El Oficina de Control de Activos Extranjeros, dependiente del Departamento del Tesoro de Estados Unidos, anunció este 25 de febrero de 2026 una modificación importante en su política de sanciones energéticas: permitirá que se soliciten licencias específicas para la reventa de crudo venezolano con destino a Cuba, bajo un marco restringido y con condiciones claras.
Esta política favorable de licencias busca que las transacciones beneficien directamente al pueblo cubano, incluyendo a empresas privadas de la isla y operaciones humanitarias o comerciales, no al gobierno ni a las instituciones militares o de inteligencia cubanas.
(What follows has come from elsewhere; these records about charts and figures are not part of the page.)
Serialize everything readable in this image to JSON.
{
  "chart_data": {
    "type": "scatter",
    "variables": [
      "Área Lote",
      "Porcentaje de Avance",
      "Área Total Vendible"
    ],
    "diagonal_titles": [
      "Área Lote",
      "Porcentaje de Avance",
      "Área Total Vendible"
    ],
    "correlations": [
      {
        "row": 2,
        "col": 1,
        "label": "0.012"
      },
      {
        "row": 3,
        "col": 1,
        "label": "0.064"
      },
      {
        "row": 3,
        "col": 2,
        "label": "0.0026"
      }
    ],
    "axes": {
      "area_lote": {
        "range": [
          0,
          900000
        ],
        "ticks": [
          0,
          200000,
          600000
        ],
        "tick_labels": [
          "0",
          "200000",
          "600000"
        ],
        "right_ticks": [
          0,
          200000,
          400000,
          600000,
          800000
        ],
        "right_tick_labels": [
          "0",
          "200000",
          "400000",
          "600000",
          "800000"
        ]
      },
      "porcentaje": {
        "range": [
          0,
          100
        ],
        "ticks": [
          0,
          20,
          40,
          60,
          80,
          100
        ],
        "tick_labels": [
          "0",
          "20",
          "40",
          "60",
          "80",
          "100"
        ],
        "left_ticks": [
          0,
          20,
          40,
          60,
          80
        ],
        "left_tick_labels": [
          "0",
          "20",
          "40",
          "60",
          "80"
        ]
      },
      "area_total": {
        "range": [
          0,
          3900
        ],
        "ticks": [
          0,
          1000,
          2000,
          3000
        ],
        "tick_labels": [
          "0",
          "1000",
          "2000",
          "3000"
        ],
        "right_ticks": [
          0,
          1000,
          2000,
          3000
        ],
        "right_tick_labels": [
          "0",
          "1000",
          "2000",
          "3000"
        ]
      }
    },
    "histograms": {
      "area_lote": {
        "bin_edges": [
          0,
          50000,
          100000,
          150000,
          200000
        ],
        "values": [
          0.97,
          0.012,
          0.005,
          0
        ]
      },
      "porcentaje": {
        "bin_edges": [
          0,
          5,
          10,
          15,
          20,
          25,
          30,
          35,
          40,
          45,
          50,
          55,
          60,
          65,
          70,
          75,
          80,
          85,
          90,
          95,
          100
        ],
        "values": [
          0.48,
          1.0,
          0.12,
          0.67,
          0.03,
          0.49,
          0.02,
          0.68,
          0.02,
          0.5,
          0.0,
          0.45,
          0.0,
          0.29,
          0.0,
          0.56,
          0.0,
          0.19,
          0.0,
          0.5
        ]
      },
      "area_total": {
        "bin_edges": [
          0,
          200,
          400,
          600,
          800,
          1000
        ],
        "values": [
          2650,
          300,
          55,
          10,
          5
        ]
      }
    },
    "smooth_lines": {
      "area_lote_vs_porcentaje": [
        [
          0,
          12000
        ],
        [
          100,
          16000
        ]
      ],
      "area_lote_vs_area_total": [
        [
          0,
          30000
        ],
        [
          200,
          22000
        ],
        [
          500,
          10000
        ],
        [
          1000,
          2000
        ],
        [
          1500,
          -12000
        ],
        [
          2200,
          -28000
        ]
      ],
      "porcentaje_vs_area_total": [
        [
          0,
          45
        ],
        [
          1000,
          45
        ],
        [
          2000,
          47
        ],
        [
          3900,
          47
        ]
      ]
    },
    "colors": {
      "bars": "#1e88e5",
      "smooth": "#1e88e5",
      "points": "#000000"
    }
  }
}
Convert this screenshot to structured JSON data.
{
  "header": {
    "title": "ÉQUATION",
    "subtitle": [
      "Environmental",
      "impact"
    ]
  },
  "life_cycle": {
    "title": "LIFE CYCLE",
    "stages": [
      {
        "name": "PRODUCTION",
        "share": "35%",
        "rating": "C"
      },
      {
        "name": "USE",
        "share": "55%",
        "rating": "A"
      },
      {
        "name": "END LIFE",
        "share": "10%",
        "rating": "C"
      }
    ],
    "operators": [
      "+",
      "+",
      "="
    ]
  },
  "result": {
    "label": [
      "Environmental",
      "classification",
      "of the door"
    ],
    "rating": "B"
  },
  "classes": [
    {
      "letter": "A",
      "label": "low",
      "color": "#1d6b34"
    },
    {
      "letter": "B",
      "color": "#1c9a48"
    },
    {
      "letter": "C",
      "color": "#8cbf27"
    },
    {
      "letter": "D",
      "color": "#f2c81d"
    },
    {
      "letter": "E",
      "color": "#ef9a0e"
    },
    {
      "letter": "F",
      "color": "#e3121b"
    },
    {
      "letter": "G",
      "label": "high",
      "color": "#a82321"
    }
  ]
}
Para calificar, las solicitudes deben alinearse con los términos de la General License (GL) relacionada con Venezuela, aunque con flexibilizaciones específicas para incluir transacciones hacia Cuba.
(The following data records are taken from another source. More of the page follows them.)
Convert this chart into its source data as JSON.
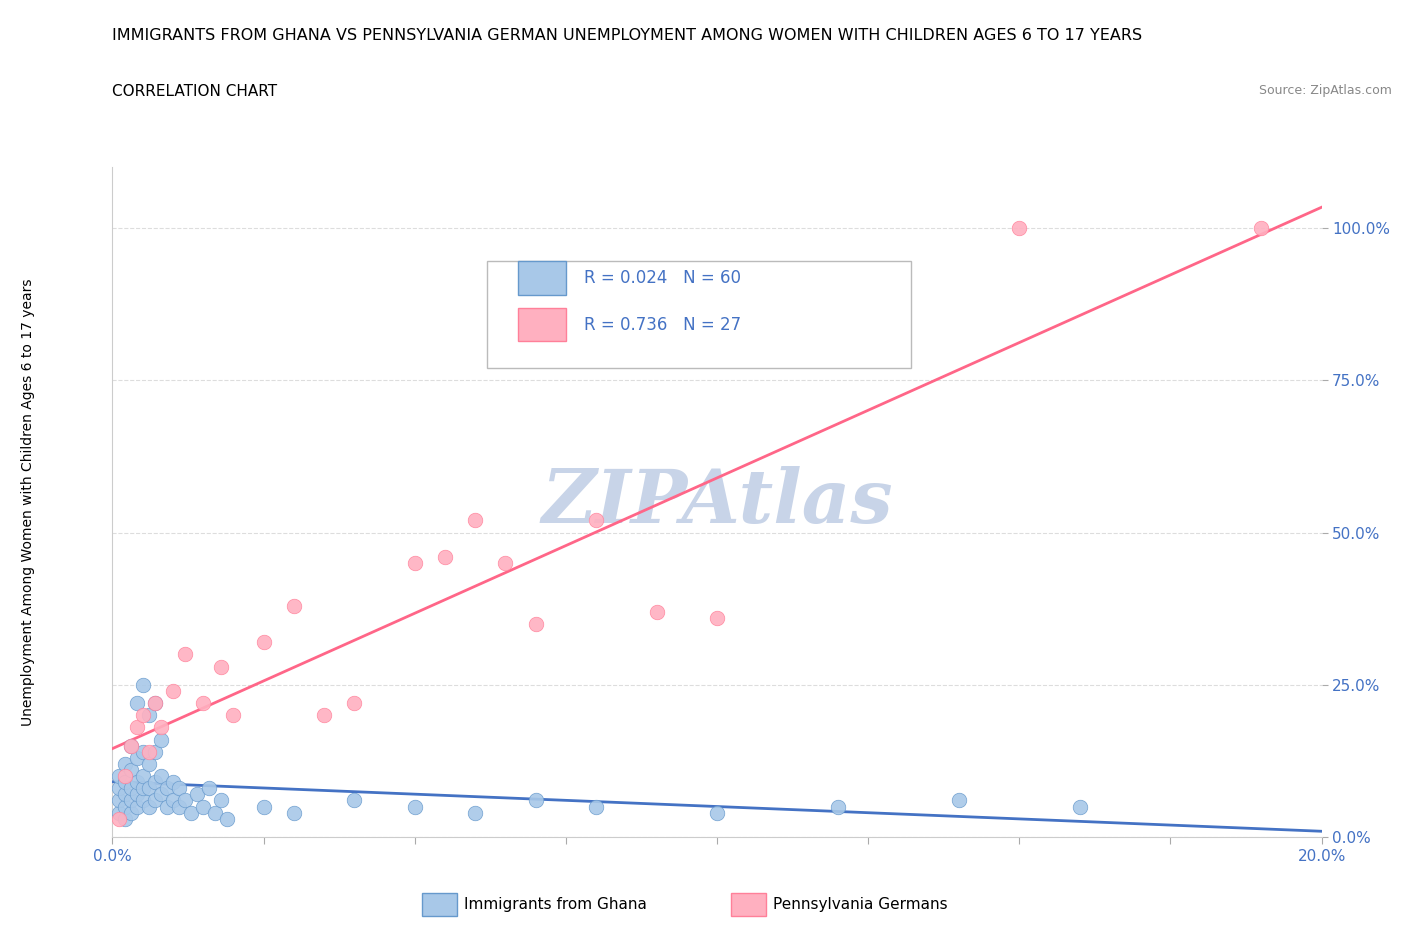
{
  "title": "IMMIGRANTS FROM GHANA VS PENNSYLVANIA GERMAN UNEMPLOYMENT AMONG WOMEN WITH CHILDREN AGES 6 TO 17 YEARS",
  "subtitle": "CORRELATION CHART",
  "source": "Source: ZipAtlas.com",
  "ylabel": "Unemployment Among Women with Children Ages 6 to 17 years",
  "legend1_label": "Immigrants from Ghana",
  "legend2_label": "Pennsylvania Germans",
  "R1": 0.024,
  "N1": 60,
  "R2": 0.736,
  "N2": 27,
  "blue_scatter_color": "#A8C8E8",
  "blue_edge_color": "#6699CC",
  "blue_line_color": "#4472C4",
  "pink_scatter_color": "#FFB0C0",
  "pink_edge_color": "#FF8099",
  "pink_line_color": "#FF6688",
  "text_color": "#4472C4",
  "watermark": "ZIPAtlas",
  "watermark_color": "#C8D4E8",
  "bg_color": "#FFFFFF",
  "grid_color": "#DDDDDD",
  "scatter_blue": [
    [
      0.001,
      0.04
    ],
    [
      0.001,
      0.06
    ],
    [
      0.001,
      0.08
    ],
    [
      0.001,
      0.1
    ],
    [
      0.002,
      0.03
    ],
    [
      0.002,
      0.05
    ],
    [
      0.002,
      0.07
    ],
    [
      0.002,
      0.09
    ],
    [
      0.002,
      0.12
    ],
    [
      0.003,
      0.04
    ],
    [
      0.003,
      0.06
    ],
    [
      0.003,
      0.08
    ],
    [
      0.003,
      0.11
    ],
    [
      0.003,
      0.15
    ],
    [
      0.004,
      0.05
    ],
    [
      0.004,
      0.07
    ],
    [
      0.004,
      0.09
    ],
    [
      0.004,
      0.13
    ],
    [
      0.004,
      0.22
    ],
    [
      0.005,
      0.06
    ],
    [
      0.005,
      0.08
    ],
    [
      0.005,
      0.1
    ],
    [
      0.005,
      0.14
    ],
    [
      0.005,
      0.25
    ],
    [
      0.006,
      0.05
    ],
    [
      0.006,
      0.08
    ],
    [
      0.006,
      0.12
    ],
    [
      0.006,
      0.2
    ],
    [
      0.007,
      0.06
    ],
    [
      0.007,
      0.09
    ],
    [
      0.007,
      0.14
    ],
    [
      0.007,
      0.22
    ],
    [
      0.008,
      0.07
    ],
    [
      0.008,
      0.1
    ],
    [
      0.008,
      0.16
    ],
    [
      0.009,
      0.05
    ],
    [
      0.009,
      0.08
    ],
    [
      0.01,
      0.06
    ],
    [
      0.01,
      0.09
    ],
    [
      0.011,
      0.05
    ],
    [
      0.011,
      0.08
    ],
    [
      0.012,
      0.06
    ],
    [
      0.013,
      0.04
    ],
    [
      0.014,
      0.07
    ],
    [
      0.015,
      0.05
    ],
    [
      0.016,
      0.08
    ],
    [
      0.017,
      0.04
    ],
    [
      0.018,
      0.06
    ],
    [
      0.019,
      0.03
    ],
    [
      0.025,
      0.05
    ],
    [
      0.03,
      0.04
    ],
    [
      0.04,
      0.06
    ],
    [
      0.05,
      0.05
    ],
    [
      0.06,
      0.04
    ],
    [
      0.07,
      0.06
    ],
    [
      0.08,
      0.05
    ],
    [
      0.1,
      0.04
    ],
    [
      0.12,
      0.05
    ],
    [
      0.14,
      0.06
    ],
    [
      0.16,
      0.05
    ]
  ],
  "scatter_pink": [
    [
      0.001,
      0.03
    ],
    [
      0.002,
      0.1
    ],
    [
      0.003,
      0.15
    ],
    [
      0.004,
      0.18
    ],
    [
      0.005,
      0.2
    ],
    [
      0.006,
      0.14
    ],
    [
      0.007,
      0.22
    ],
    [
      0.008,
      0.18
    ],
    [
      0.01,
      0.24
    ],
    [
      0.012,
      0.3
    ],
    [
      0.015,
      0.22
    ],
    [
      0.018,
      0.28
    ],
    [
      0.02,
      0.2
    ],
    [
      0.025,
      0.32
    ],
    [
      0.03,
      0.38
    ],
    [
      0.035,
      0.2
    ],
    [
      0.04,
      0.22
    ],
    [
      0.05,
      0.45
    ],
    [
      0.055,
      0.46
    ],
    [
      0.06,
      0.52
    ],
    [
      0.065,
      0.45
    ],
    [
      0.07,
      0.35
    ],
    [
      0.08,
      0.52
    ],
    [
      0.09,
      0.37
    ],
    [
      0.1,
      0.36
    ],
    [
      0.15,
      1.0
    ],
    [
      0.19,
      1.0
    ]
  ],
  "xlim": [
    0.0,
    0.2
  ],
  "ylim": [
    0.0,
    1.1
  ],
  "yticks": [
    0.0,
    0.25,
    0.5,
    0.75,
    1.0
  ],
  "ytick_labels": [
    "0.0%",
    "25.0%",
    "50.0%",
    "75.0%",
    "100.0%"
  ],
  "xtick_positions": [
    0.0,
    0.025,
    0.05,
    0.075,
    0.1,
    0.125,
    0.15,
    0.175,
    0.2
  ],
  "xtick_show": [
    0.0,
    0.2
  ],
  "xtick_labels": [
    "0.0%",
    "20.0%"
  ]
}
La medida no relaja de forma general las sanciones, sino que crea una ventana restringida dentro del marco sancionatorio existente para permitir cierto comercio bajo supervisión y criterios definidos.
Este cambio llega en el contexto de una grave escasez de combustible en Cuba, exacerbada por el cese de los envíos tradicionales de petróleo y derivados desde Venezuela tras las acciones de Washington después de la captura del expresidente Nicolás Maduro, lo que dejó a la isla con apagones y crisis energética profunda.
En resumen, la Casa Blanca ha decidido permitir bajo licencia la reventa de crudo de origen venezolano al sector privado cubano, siempre y cuando las transacciones no beneficien a la estructura estatal o militar de la isla. Esta política busca atender la crisis de combustible en Cuba sin otorgar un alivio directo al gobierno, manteniendo la presión política y las restricciones estratégicas.